4 JANVIER - PHILOSOPHIE France

Il y a un an, André Comte-Sponville publiait chez Albin Michel Le goût de vivre : et cent autres propos. Il y était question d'appétence pour l'existence, d'enthousiasme, d'envie. Cela avait bien marché. On avait compris que le philosophe vivait bien dans le monde et que ce monde l'inspirait. C'était rassurant sans être étonnant.

Comme une suite logique à cet engouement, il poursuit sa réflexion sur un thème ambitieux et grave : l'amour. Et derrière cet amour qu'il décline selon trois entrées d'un même sujet -l'amour passion (erôs), l'amour qui dure (philia) et l'amour des autres (agapê) -, il aborde la sexualité, les vertus et la mort. Eros sans Thanatos ne formerait pas en effet une tête d'affiche complète au théâtre de l'existence.
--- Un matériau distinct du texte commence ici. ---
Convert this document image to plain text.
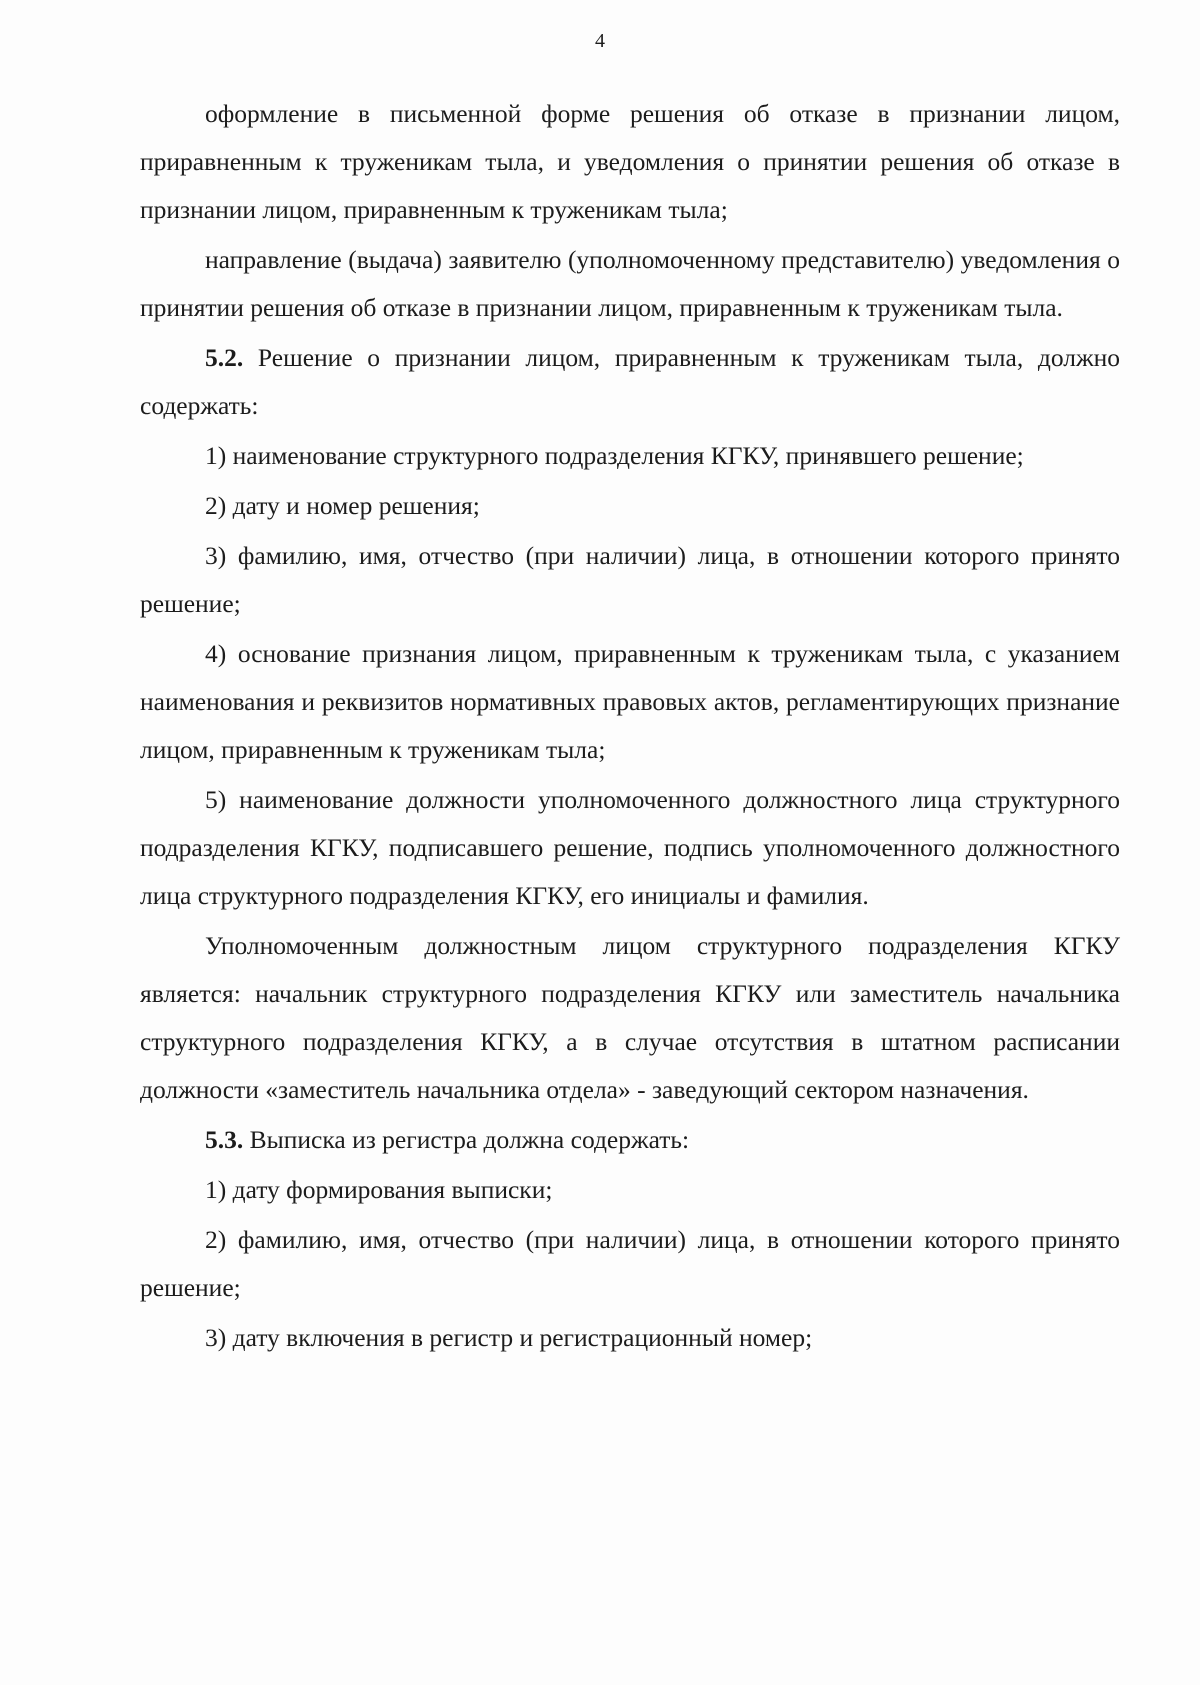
4

оформление в письменной форме решения об отказе в признании лицом, приравненным к труженикам тыла, и уведомления о принятии решения об отказе в признании лицом, приравненным к труженикам тыла;

направление (выдача) заявителю (уполномоченному представителю) уведомления о принятии решения об отказе в признании лицом, приравненным к труженикам тыла.

5.2. Решение о признании лицом, приравненным к труженикам тыла, должно содержать:

1) наименование структурного подразделения КГКУ, принявшего решение;

2) дату и номер решения;

3) фамилию, имя, отчество (при наличии) лица, в отношении которого принято решение;

4) основание признания лицом, приравненным к труженикам тыла, с указанием наименования и реквизитов нормативных правовых актов, регламентирующих признание лицом, приравненным к труженикам тыла;

5) наименование должности уполномоченного должностного лица структурного подразделения КГКУ, подписавшего решение, подпись уполномоченного должностного лица структурного подразделения КГКУ, его инициалы и фамилия.

Уполномоченным должностным лицом структурного подразделения КГКУ является: начальник структурного подразделения КГКУ или заместитель начальника структурного подразделения КГКУ, а в случае отсутствия в штатном расписании должности «заместитель начальника отдела» - заведующий сектором назначения.

5.3. Выписка из регистра должна содержать:

1) дату формирования выписки;

2) фамилию, имя, отчество (при наличии) лица, в отношении которого принято решение;

3) дату включения в регистр и регистрационный номер;
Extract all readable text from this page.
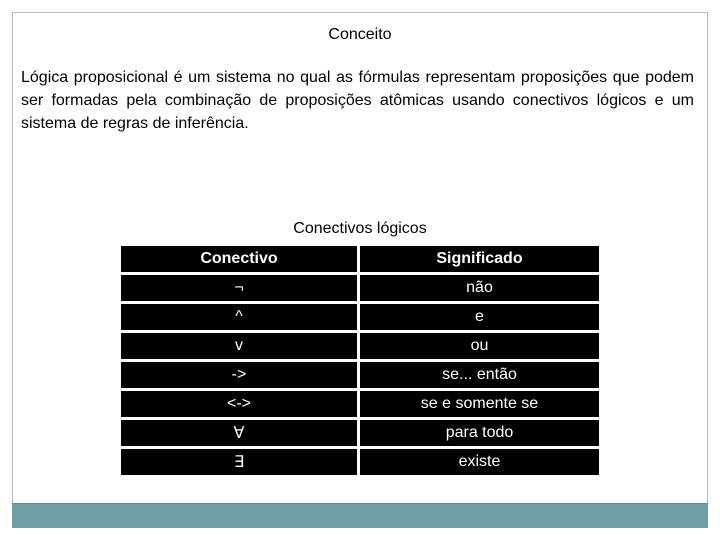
Conceito
Lógica proposicional é um sistema no qual as fórmulas representam proposições que podem ser formadas pela combinação de proposições atômicas usando conectivos lógicos e um sistema de regras de inferência.
Conectivos lógicos
Conectivo	Significado
¬	não
^	e
v	ou
->	se... então
<->	se e somente se
∀	para todo
∃	existe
A sa manière, qui a fait son succès, celle d'avancer à petits pas en faisant croire que le chemin sera court, en multipliant les exemples de la vie quotidienne, Comte-Sponville entraîne donc son lecteur dans une randonnée philosophique jalonnée de quelques passages délicats toujours abordés avec une technique éprouvée. Comme tout bon guide, il fait des pauses. Il fait observer. Il remarque. Il s'interroge. Et, comme il est philosophe, il répond aux questions qu'on ne se posait pas.

Socrate, Platon, Montaigne, Pascal, Kant, Schopenhauer, Nietzsche, Simone Weil ou Alain sont convoqués pour parler de l'érotisme, de l'amitié, de la charité. Ils répondent présent dans ces essais qui ont conservé la saveur des conférences, leur présence, leur oralité, leur art de la digression pour mieux revenir ensuite au sujet. Même les répétitions servent à circonvenir l'essentiel.
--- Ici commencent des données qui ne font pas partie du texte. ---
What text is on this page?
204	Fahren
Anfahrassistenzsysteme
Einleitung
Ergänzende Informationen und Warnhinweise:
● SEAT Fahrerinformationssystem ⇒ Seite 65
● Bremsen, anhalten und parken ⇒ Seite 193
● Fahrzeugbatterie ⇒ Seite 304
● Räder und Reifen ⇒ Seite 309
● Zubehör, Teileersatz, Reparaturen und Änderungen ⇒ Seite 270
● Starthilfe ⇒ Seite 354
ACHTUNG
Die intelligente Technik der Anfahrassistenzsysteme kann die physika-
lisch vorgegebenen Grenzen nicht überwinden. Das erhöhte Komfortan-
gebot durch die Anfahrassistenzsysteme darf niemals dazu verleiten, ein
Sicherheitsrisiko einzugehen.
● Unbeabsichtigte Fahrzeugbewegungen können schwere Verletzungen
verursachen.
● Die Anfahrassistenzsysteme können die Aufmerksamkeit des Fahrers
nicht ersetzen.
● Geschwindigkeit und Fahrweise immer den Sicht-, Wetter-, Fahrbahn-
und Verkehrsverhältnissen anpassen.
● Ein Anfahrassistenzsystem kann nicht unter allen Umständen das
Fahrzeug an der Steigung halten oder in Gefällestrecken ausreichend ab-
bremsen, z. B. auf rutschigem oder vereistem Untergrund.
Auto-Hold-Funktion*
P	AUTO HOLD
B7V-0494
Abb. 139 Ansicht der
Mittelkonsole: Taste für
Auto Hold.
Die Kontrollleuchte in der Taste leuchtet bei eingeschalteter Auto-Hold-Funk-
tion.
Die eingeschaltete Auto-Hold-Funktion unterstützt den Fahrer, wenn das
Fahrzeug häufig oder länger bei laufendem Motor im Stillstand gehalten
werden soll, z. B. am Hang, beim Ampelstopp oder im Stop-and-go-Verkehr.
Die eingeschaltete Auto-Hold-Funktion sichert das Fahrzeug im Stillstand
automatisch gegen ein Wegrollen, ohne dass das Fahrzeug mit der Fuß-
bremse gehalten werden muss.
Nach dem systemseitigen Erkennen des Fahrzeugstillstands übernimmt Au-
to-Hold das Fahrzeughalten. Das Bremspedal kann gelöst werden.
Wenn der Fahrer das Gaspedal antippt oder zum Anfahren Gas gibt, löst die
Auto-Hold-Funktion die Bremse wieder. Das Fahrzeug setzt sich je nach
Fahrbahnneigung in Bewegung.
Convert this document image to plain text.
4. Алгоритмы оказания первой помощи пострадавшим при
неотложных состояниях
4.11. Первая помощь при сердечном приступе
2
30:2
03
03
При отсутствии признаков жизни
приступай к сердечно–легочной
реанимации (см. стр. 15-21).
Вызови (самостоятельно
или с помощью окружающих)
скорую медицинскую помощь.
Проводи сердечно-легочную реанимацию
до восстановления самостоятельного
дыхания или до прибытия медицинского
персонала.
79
Après le printemps tumultueux de l'affaire Dominique Strauss-Kahn, il n'était pas inutile qu'un philosophe, matérialiste et hédoniste, disciple d'Epicure et de Louis Althusser, qui fut son professeur à Normale sup, recadre le débat sur la sexualité et l'amour. "Le sexe n'a pas de morale, c'est pourquoi les amants doivent en avoir une."

Derrière Le sexe ni la mort, on voudrait entendre "le sexe nie la mort", ce qui n'est vrai que pour l'espèce, pas pour l'individu. "Le sexe ni la mort ne dépendent ordinairement de nous : il est rare qu'on les choisisse, impossible qu'on leur échappe."

A sa façon, ludique et pudique, érudite et accessible, André Comte-Sponville continue le chemin qu'il s'est fixé depuis le Petit traité des grandes vertus (1995), qui s'achevait justement sur l'amour. "Il serait plus facile de n'aimer rien ni personne ? Peut-être. Mais c'est que nous serions morts. Si nous n'aimions pas aussi la difficulté, comment pourrions-nous aimer la vie ?" Dans sa démarche qui fait son oeuvre, il montre que la philosophie, au quotidien, peut nous aider à réfléchir sur ce que nous sommes et ce que nous voulons être.